When you add in his short stint with Bromley at the back end of last season, the Millwall prospect’s record is just two defeats in 16 matches as a senior pro.

“Being at Bromley last season was a big step up from U23s football and, with respect to them, going into the league is another step up,” said Mitchell, who signed a long-term contract before his latest temporary exit from SE16. “Millwall have been really good with me, in terms of the loans they have given me. They have sent me to the right places and right people.

“I feel like the environment I’ve been put into is the reason why I’ve done well at the moment.”

Jackett had 307 matches as Millwall manager, winning the League One play-offs in 2010. He took the Orient job in May and brought along Joe Gallen, also his assistant when he was at the South London club.

“I got told quite late [in the window] that I was going to go out on loan so before that I had just been concentrating on doing my best at Millwall,” said Mitchell. “I know there were one or two clubs interested. Kenny Jackett had such a good reputation when he was at Millwall and it was a no-brainer really, being in London as well. I’m loving every minute at Orient.

“Kenny has been fantastic. He’s really into small details on the training pitch. Him, Joe Gallen and Matt [Harrold] are really good. A lot of it is tactical and I’m learning a lot. It’s a privilege to do that.

“You’re nervous going into a club but Kenny and Joe made me feel really welcome. They told me just be a defender, that I’m there to win them games from the back – keep clean sheets. Joe said the on-the-ball side will come with the confidence I get from defending, that it will come naturally. That was the main message.”
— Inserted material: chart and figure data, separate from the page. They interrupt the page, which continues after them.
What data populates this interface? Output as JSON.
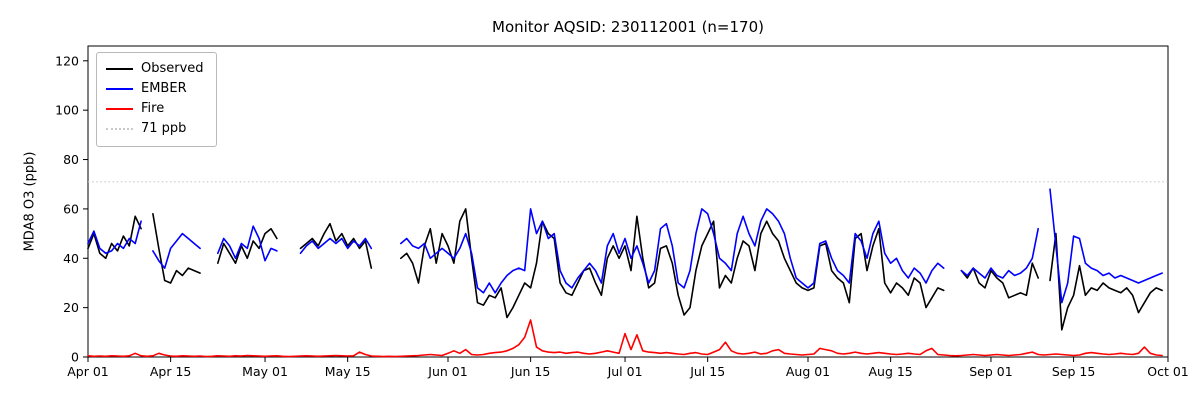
{
  "chart_data": {
    "type": "line",
    "title": "Monitor AQSID: 230112001 (n=170)",
    "ylabel": "MDA8 O3 (ppb)",
    "xlabel": "",
    "legend": [
      "Observed",
      "EMBER",
      "Fire",
      "71 ppb"
    ],
    "legend_position": "upper left",
    "grid": false,
    "ylim": [
      0,
      126
    ],
    "y_ticks": [
      0,
      20,
      40,
      60,
      80,
      100,
      120
    ],
    "x_tick_labels": [
      "Apr 01",
      "Apr 15",
      "May 01",
      "May 15",
      "Jun 01",
      "Jun 15",
      "Jul 01",
      "Jul 15",
      "Aug 01",
      "Aug 15",
      "Sep 01",
      "Sep 15",
      "Oct 01"
    ],
    "x_tick_days": [
      0,
      14,
      30,
      44,
      61,
      75,
      91,
      105,
      122,
      136,
      153,
      167,
      183
    ],
    "x_unit": "days since Apr 01, daily values Apr 01 - Sep 30",
    "threshold": {
      "value": 71,
      "label": "71 ppb",
      "color": "#c9c9c9"
    },
    "series": [
      {
        "name": "Observed",
        "color": "#000000",
        "values": [
          44,
          50,
          42,
          40,
          46,
          43,
          49,
          45,
          57,
          52,
          null,
          58,
          44,
          31,
          30,
          35,
          33,
          36,
          35,
          34,
          null,
          null,
          38,
          46,
          42,
          38,
          45,
          40,
          47,
          44,
          50,
          52,
          48,
          null,
          null,
          null,
          44,
          46,
          48,
          45,
          50,
          54,
          47,
          50,
          45,
          48,
          44,
          47,
          36,
          null,
          null,
          null,
          null,
          40,
          42,
          38,
          30,
          45,
          52,
          38,
          50,
          45,
          38,
          55,
          60,
          40,
          22,
          21,
          25,
          24,
          28,
          16,
          20,
          25,
          30,
          28,
          38,
          55,
          50,
          48,
          30,
          26,
          25,
          30,
          35,
          36,
          30,
          25,
          40,
          45,
          40,
          45,
          35,
          57,
          40,
          28,
          30,
          44,
          45,
          38,
          25,
          17,
          20,
          35,
          45,
          50,
          55,
          28,
          33,
          30,
          40,
          47,
          45,
          35,
          50,
          55,
          50,
          47,
          40,
          35,
          30,
          28,
          27,
          28,
          45,
          46,
          35,
          32,
          30,
          22,
          48,
          50,
          35,
          45,
          52,
          30,
          26,
          30,
          28,
          25,
          32,
          30,
          20,
          24,
          28,
          27,
          null,
          null,
          35,
          32,
          36,
          30,
          28,
          35,
          32,
          30,
          24,
          25,
          26,
          25,
          38,
          32,
          null,
          31,
          50,
          11,
          20,
          25,
          37,
          25,
          28,
          27,
          30,
          28,
          27,
          26,
          28,
          25,
          18,
          22,
          26,
          28,
          27
        ]
      },
      {
        "name": "EMBER",
        "color": "#0000ff",
        "values": [
          46,
          51,
          44,
          42,
          43,
          46,
          44,
          48,
          46,
          55,
          null,
          43,
          39,
          36,
          44,
          47,
          50,
          48,
          46,
          44,
          null,
          null,
          42,
          48,
          45,
          40,
          46,
          44,
          53,
          48,
          39,
          44,
          43,
          null,
          null,
          null,
          42,
          45,
          47,
          44,
          46,
          48,
          46,
          48,
          44,
          47,
          45,
          48,
          44,
          null,
          null,
          null,
          null,
          46,
          48,
          45,
          44,
          46,
          40,
          42,
          44,
          42,
          40,
          44,
          50,
          42,
          28,
          26,
          30,
          26,
          30,
          33,
          35,
          36,
          35,
          60,
          50,
          55,
          48,
          50,
          35,
          30,
          28,
          32,
          35,
          38,
          35,
          30,
          45,
          50,
          42,
          48,
          40,
          45,
          38,
          30,
          35,
          52,
          54,
          45,
          30,
          28,
          35,
          50,
          60,
          58,
          50,
          40,
          38,
          35,
          50,
          57,
          50,
          45,
          55,
          60,
          58,
          55,
          50,
          40,
          32,
          30,
          28,
          30,
          46,
          47,
          40,
          35,
          33,
          30,
          50,
          47,
          40,
          50,
          55,
          42,
          38,
          40,
          35,
          32,
          36,
          34,
          30,
          35,
          38,
          36,
          null,
          null,
          35,
          33,
          36,
          34,
          32,
          36,
          33,
          32,
          35,
          33,
          34,
          36,
          40,
          52,
          null,
          68,
          45,
          22,
          30,
          49,
          48,
          38,
          36,
          35,
          33,
          34,
          32,
          33,
          32,
          31,
          30,
          31,
          32,
          33,
          34
        ]
      },
      {
        "name": "Fire",
        "color": "#ff0000",
        "values": [
          0.5,
          0.3,
          0.4,
          0.3,
          0.5,
          0.4,
          0.3,
          0.5,
          1.5,
          0.5,
          0.3,
          0.5,
          1.5,
          0.8,
          0.4,
          0.3,
          0.5,
          0.4,
          0.3,
          0.4,
          0.2,
          0.3,
          0.5,
          0.4,
          0.3,
          0.5,
          0.4,
          0.6,
          0.5,
          0.4,
          0.3,
          0.4,
          0.5,
          0.3,
          0.2,
          0.3,
          0.4,
          0.5,
          0.4,
          0.3,
          0.4,
          0.5,
          0.6,
          0.5,
          0.4,
          0.5,
          2.0,
          1.0,
          0.4,
          0.3,
          0.2,
          0.3,
          0.2,
          0.3,
          0.4,
          0.5,
          0.6,
          0.8,
          1.0,
          0.8,
          0.6,
          1.5,
          2.5,
          1.5,
          3.0,
          1.0,
          0.8,
          1.0,
          1.5,
          1.8,
          2.0,
          2.5,
          3.5,
          5.0,
          8.0,
          15.0,
          4.0,
          2.5,
          2.0,
          1.8,
          2.0,
          1.5,
          1.8,
          2.0,
          1.5,
          1.2,
          1.5,
          2.0,
          2.5,
          2.0,
          1.5,
          9.5,
          3.0,
          9.0,
          2.5,
          2.0,
          1.8,
          1.5,
          1.8,
          1.5,
          1.2,
          1.0,
          1.5,
          1.8,
          1.2,
          1.0,
          2.0,
          3.0,
          6.0,
          2.5,
          1.5,
          1.2,
          1.5,
          2.0,
          1.2,
          1.5,
          2.5,
          3.0,
          1.5,
          1.2,
          1.0,
          0.8,
          1.0,
          1.2,
          3.5,
          3.0,
          2.5,
          1.5,
          1.2,
          1.5,
          2.0,
          1.5,
          1.2,
          1.5,
          1.8,
          1.5,
          1.2,
          1.0,
          1.2,
          1.5,
          1.2,
          1.0,
          2.5,
          3.5,
          1.0,
          0.8,
          0.6,
          0.5,
          0.6,
          0.8,
          1.0,
          0.8,
          0.6,
          0.8,
          1.0,
          0.8,
          0.6,
          0.8,
          1.0,
          1.5,
          2.0,
          1.0,
          0.8,
          1.0,
          1.2,
          1.0,
          0.8,
          0.6,
          0.8,
          1.5,
          1.8,
          1.5,
          1.2,
          1.0,
          1.2,
          1.5,
          1.2,
          1.0,
          1.5,
          4.0,
          1.5,
          0.8,
          0.6
        ]
      }
    ]
  }
}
Mitchell has been called a ‘robot’ and ‘meathead’, but he takes both as a compliment.

“Murray Wallace got called a robot all the time at Millwall because he is such an athletic guy,” said Mitchell. “When we’d do one-v-ones it would be ‘oh the two robots’. It was a nickname that has carried on to Orient, which is quite funny.
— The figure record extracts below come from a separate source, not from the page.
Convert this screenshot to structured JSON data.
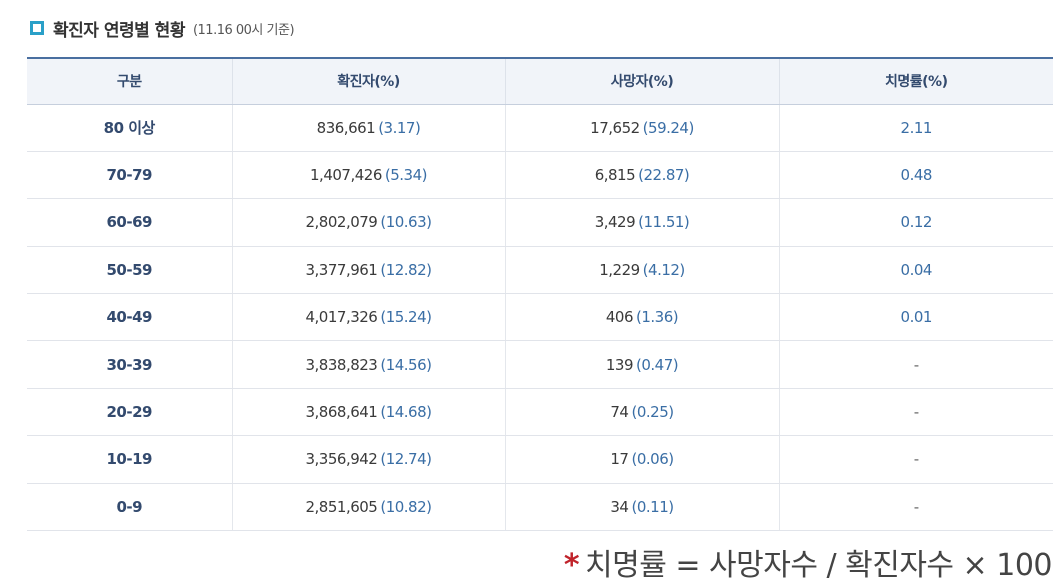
{
  "header": {
    "title": "확진자 연령별 현황",
    "subtitle": "(11.16 00시 기준)",
    "marker_color": "#2aa0c8"
  },
  "table": {
    "columns": [
      "구분",
      "확진자(%)",
      "사망자(%)",
      "치명률(%)"
    ],
    "rows": [
      {
        "group": "80 이상",
        "cases": "836,661",
        "cases_pct": "(3.17)",
        "deaths": "17,652",
        "deaths_pct": "(59.24)",
        "fatality": "2.11"
      },
      {
        "group": "70-79",
        "cases": "1,407,426",
        "cases_pct": "(5.34)",
        "deaths": "6,815",
        "deaths_pct": "(22.87)",
        "fatality": "0.48"
      },
      {
        "group": "60-69",
        "cases": "2,802,079",
        "cases_pct": "(10.63)",
        "deaths": "3,429",
        "deaths_pct": "(11.51)",
        "fatality": "0.12"
      },
      {
        "group": "50-59",
        "cases": "3,377,961",
        "cases_pct": "(12.82)",
        "deaths": "1,229",
        "deaths_pct": "(4.12)",
        "fatality": "0.04"
      },
      {
        "group": "40-49",
        "cases": "4,017,326",
        "cases_pct": "(15.24)",
        "deaths": "406",
        "deaths_pct": "(1.36)",
        "fatality": "0.01"
      },
      {
        "group": "30-39",
        "cases": "3,838,823",
        "cases_pct": "(14.56)",
        "deaths": "139",
        "deaths_pct": "(0.47)",
        "fatality": "-"
      },
      {
        "group": "20-29",
        "cases": "3,868,641",
        "cases_pct": "(14.68)",
        "deaths": "74",
        "deaths_pct": "(0.25)",
        "fatality": "-"
      },
      {
        "group": "10-19",
        "cases": "3,356,942",
        "cases_pct": "(12.74)",
        "deaths": "17",
        "deaths_pct": "(0.06)",
        "fatality": "-"
      },
      {
        "group": "0-9",
        "cases": "2,851,605",
        "cases_pct": "(10.82)",
        "deaths": "34",
        "deaths_pct": "(0.11)",
        "fatality": "-"
      }
    ]
  },
  "footnote": {
    "star": "*",
    "text": "치명률 = 사망자수 / 확진자수 × 100"
  }
}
“I love it. Same with meathead, it’s what is says on the tin. I head balls. As long as I’m scary to attackers I don’t mind at all.”

Windsor-raised Mitchell had trials with the likes of Brentford, Reading and Wycombe before he was picked up at youth level by the Lions.
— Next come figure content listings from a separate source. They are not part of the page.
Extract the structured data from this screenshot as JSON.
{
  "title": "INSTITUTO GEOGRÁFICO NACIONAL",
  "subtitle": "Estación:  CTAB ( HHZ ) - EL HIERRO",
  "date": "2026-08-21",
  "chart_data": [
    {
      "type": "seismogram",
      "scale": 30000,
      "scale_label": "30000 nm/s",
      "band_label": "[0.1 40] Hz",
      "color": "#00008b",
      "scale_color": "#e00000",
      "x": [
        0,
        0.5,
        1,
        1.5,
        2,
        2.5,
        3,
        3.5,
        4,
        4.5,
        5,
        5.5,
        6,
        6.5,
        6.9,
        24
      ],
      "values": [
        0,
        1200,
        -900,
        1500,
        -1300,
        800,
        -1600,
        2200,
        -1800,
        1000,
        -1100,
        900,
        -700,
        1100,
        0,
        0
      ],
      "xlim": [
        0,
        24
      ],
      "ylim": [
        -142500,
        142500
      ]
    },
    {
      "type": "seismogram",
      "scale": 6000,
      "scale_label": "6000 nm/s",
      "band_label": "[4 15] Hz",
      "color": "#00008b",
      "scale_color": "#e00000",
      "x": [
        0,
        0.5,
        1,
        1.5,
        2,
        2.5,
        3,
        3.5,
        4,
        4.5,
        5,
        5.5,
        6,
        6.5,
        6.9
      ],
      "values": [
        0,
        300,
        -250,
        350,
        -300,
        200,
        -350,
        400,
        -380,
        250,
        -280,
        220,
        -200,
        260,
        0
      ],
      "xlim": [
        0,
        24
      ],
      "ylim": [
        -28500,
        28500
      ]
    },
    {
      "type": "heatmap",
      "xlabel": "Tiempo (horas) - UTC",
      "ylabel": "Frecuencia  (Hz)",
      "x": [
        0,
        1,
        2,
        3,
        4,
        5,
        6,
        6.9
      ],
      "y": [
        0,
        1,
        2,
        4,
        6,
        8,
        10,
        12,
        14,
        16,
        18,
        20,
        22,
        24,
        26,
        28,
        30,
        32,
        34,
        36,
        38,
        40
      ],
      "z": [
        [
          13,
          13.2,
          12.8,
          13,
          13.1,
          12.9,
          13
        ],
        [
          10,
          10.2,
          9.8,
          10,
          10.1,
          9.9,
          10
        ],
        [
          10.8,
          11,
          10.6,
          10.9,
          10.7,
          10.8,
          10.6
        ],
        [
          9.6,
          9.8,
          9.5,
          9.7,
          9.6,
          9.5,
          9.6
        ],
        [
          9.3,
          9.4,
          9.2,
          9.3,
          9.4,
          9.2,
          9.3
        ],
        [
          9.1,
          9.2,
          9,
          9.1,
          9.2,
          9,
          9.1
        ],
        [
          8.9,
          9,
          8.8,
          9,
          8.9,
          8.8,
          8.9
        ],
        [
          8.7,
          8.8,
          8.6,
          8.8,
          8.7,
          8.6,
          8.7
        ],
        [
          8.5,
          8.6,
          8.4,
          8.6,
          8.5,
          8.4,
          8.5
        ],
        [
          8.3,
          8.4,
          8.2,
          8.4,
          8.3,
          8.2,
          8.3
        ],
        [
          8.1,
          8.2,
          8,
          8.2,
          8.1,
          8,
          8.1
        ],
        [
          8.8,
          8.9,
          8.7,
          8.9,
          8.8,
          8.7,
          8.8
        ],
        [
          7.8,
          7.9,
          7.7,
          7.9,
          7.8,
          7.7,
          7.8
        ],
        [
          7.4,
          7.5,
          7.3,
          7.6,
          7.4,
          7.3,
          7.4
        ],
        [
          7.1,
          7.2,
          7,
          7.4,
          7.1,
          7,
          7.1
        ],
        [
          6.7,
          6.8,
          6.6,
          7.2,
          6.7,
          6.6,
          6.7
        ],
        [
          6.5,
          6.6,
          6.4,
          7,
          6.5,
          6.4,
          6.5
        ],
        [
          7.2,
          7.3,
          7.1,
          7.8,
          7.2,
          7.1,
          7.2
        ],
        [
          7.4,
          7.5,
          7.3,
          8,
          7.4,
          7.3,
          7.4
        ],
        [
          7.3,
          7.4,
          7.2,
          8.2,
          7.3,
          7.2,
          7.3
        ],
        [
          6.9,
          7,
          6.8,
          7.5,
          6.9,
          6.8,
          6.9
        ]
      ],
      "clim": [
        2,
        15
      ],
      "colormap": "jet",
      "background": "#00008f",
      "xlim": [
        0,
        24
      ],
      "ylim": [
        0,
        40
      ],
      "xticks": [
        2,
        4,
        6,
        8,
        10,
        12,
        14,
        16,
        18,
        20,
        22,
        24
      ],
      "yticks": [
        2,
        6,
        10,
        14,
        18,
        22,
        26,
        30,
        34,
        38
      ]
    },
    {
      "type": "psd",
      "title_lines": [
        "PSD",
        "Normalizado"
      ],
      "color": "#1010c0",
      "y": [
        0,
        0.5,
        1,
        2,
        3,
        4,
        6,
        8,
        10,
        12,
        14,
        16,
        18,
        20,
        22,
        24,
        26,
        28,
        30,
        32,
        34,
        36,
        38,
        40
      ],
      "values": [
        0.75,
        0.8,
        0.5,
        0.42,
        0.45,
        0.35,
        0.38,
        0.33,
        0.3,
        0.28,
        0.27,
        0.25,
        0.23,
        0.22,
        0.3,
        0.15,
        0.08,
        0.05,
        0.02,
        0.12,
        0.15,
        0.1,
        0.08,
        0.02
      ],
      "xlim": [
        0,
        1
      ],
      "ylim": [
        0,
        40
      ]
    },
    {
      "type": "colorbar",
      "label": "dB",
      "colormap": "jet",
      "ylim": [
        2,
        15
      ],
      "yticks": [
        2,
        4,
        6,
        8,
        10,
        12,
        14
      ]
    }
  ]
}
He made his Millwall debut as an 80th minute substitute for Daniel Ballard in the EFL Cup victory over Cambridge in August.

“I haven’t actually played that much over 90 minutes,” he said. “I’m only six games in, so I’m not feeling 100 per cent and at full potential yet.

“But I feel I’m getting a consistency of being constantly good – trustworthy and reliable.

“As more games come I’m hoping that momentum will follow it.”

The O’s are second in League Two and look well-placed to be in the promotion mix.

After Bromley were knocked out of the National League play-offs in May, it might be second time lucky for Mitchell to pick up silverware.

“That would be the dream,” he said. “Every day we’re in the gaffer, Joe and all the senior players have just the one target – to get promoted. To have the potential to do that would be a once-in-a-lifetime opportunity that we can’t turn down.

“We’re working so hard every single day. It’s the only thing I’m looking at in this moment. Obviously I am a Millwall player but this season I’m wholeheartedly an Orient player.

“I’m grafting so that when we get to the end of the season and look back that we’re really happy with what we’ve done.”

Millwall manager Gary Rowett admitted he agonised about keeping Mitchell in his first-team squad but eventually decided a greater amount of game minutes lower down the football pyramid would aid his development best.

“The gaffer, Ads [Adam Barrett] and Paul Robinson got it spot on with me,” said Mitchell.

“I was with the first-team for two months straight and I feel not just mentally but physically that has improved me a tremendous amount because I worked technically, I got more powerful and learned little tips and tricks here and there – like what Shaun Hutchinson, Jake Cooper and Alex Pearce do off the pitch. They are where I want to be.

“Rightly so I wasn’t playing because we have such good quality at the club. It was the perfect time for me to go and play men’s football for 90 minutes.”